O pelourinho mudou

Wilson Correia

Hoje é sábado. Sinto-me cansado. Não, não é fraqueza física. Apesar de, nos últimos dias, a correria me permitir vir em casa apenas para pernoitar; apesar da papelada atrasada e dos compromissos postergados para atender ao emergencial, minha fadiga é de outra natureza.

Pego-me moralmente acabrunhado. A dorzinha leniente, quase triste, cobre-me como um véu. Entre meu rosto e o mundo coloca-se, acintosamente, o tecido translúcido da indiferença, da fria injustiça, do não pertencimento e do silêncio que não apaga as frestas para o real.

Devo compactuar com esse “não dizer”? Nunca! Se o fizesse, meu cansaço sairia vitorioso de minhas forças éticas em migalhas. Além disso, se, por conta dessa fragilidade, minha resignação fosse aceita essa entrega viraria fatalismo, coisa em que não devo acreditar.

Arrepia-me saber que os funcionários terceirizados –maxiexplorados do capitalismo cruel– que servem à instituição federal de ensino à qual me encontro filiado tiveram que paralisar suas atividades porque, há mais de dois meses, não recebiam seus salários, necessários ao sal de cada dia (a volta deles ao trabalho não anula a indignação).

Um colega noticia, hoje: “Quero fazer o registro e me solidarizar com os colegas motoristas e porteiros do CFP/UFRB, que há dois meses não recebem seus salários e, por isso, paralisaram suas atividades. Infelizmente, essa lógica selvagem de exploração do trabalho alheio é uma prática recorrente entre empresas terceirizadas que recebem dos órgãos públicos o valor pelos serviços prestados, POR SEUS FUNCIONÁRIOS, mas [que], por falta de gerenciamento e/ou má fé, deixam pais e mães de família sem sua digna remuneração” (Kleber Peixoto).

Outra colega corrobora essas palavras: “Em um país cuja economia já alcançou recordes históricos de arrecadação de impostos (já somos a 6ª economia mundial), a meu ver, é inadmissível este tipo de tratamento com os nossos trabalhadores. Mas é claro que muitos irão se silenciar, afinal, o problema não atinge diretamente o patrimônio privado; o silenciamento se dá também por conta das amarras políticas nítidas de muitos de nós, que engessam o olhar crítico e endurece a alma e o próprio processo de humanização” (Cilene Canda).

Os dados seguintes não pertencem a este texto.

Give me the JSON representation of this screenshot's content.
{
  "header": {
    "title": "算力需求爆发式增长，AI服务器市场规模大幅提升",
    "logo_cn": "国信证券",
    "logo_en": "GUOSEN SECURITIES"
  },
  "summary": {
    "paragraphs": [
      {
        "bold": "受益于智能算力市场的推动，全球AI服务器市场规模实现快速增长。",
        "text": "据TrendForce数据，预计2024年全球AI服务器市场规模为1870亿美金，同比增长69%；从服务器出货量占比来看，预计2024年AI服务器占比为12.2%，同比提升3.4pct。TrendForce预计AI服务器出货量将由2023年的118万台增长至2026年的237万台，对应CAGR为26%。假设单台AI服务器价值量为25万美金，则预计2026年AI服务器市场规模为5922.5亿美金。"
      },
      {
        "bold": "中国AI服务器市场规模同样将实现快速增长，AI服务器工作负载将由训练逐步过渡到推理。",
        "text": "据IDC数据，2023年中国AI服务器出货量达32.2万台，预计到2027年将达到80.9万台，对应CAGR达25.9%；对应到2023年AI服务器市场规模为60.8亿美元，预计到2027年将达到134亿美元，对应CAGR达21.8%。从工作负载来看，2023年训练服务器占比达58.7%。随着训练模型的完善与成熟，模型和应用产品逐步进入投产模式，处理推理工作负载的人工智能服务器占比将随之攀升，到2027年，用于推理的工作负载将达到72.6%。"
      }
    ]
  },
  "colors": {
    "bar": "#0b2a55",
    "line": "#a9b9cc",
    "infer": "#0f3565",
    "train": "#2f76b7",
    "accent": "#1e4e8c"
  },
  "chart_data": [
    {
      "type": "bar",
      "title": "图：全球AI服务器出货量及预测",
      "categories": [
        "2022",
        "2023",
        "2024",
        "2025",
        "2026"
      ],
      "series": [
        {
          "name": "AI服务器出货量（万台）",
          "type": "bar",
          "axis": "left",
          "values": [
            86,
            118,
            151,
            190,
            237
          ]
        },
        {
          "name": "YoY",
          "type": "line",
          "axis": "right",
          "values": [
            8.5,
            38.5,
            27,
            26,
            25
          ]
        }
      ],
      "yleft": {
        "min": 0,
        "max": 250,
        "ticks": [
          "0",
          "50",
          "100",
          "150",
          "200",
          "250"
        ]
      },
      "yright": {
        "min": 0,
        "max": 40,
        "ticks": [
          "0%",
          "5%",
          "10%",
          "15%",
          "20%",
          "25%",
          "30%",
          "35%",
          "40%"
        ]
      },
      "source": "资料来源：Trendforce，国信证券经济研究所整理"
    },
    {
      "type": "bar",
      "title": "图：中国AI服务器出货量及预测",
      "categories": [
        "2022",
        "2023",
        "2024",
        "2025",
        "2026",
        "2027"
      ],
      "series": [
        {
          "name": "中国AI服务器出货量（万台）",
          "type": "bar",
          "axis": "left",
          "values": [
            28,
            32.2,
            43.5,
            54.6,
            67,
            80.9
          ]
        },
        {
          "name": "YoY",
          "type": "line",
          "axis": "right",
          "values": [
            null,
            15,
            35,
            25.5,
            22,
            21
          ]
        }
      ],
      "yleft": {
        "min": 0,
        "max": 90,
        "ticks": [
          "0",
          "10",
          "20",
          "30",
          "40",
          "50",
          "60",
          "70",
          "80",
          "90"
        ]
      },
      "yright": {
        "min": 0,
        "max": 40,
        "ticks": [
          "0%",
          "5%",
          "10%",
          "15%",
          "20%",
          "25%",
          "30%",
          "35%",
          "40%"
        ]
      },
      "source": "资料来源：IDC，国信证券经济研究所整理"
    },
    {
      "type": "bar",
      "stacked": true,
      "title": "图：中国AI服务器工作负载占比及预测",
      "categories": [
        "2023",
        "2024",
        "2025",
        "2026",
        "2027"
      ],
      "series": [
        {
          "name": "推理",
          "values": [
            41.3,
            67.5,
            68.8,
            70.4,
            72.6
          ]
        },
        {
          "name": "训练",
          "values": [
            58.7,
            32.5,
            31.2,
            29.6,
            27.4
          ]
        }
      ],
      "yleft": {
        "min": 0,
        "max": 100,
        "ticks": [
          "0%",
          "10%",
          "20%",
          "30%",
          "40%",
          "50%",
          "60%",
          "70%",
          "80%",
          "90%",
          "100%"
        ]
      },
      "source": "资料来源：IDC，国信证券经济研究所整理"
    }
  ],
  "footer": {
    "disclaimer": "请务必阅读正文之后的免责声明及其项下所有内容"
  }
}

Claro! Taiguara disse que “Viver é derrubar paredes”. Mas esse meu cansaço talvez tenha sua origem nesses paredões em que se tornam as almas endurecidas, perpassadas pela lógica selvagem do "levar vantagem em tudo", ainda que os mais violentados pelo capitalismo continuem a ser cotidianamente açoitados. Bem ali, sob nosso olhar.

Hoje, o pelourinho não está mais à nossa vista como aquela coluna de pedra, erigida em lugar público, junto à qual se expunham e se castigavam os escravos. O pelourinho mudou de endereço. Ele usa nossa indiferença como sua matéria-prima. Ergue-se por entre nossa insensibilidade, essa que lhe dá guarida e que pontifica o ganho ao custo de vidas humanas.

No primeiro semestre do ano em curso, assisti a uma greve de servidores técnico-administrativos por questões salariais. Vi, ainda, uma paralisação estudantil em prol da qualidade na educação. Agora, chega-me essa notícia, a qual deveria ruborizar faces minimamente briosas. Por isso, mais do que nunca, faz-se necessário o grito de que não devemos tolerar qualquer tipo de exploração.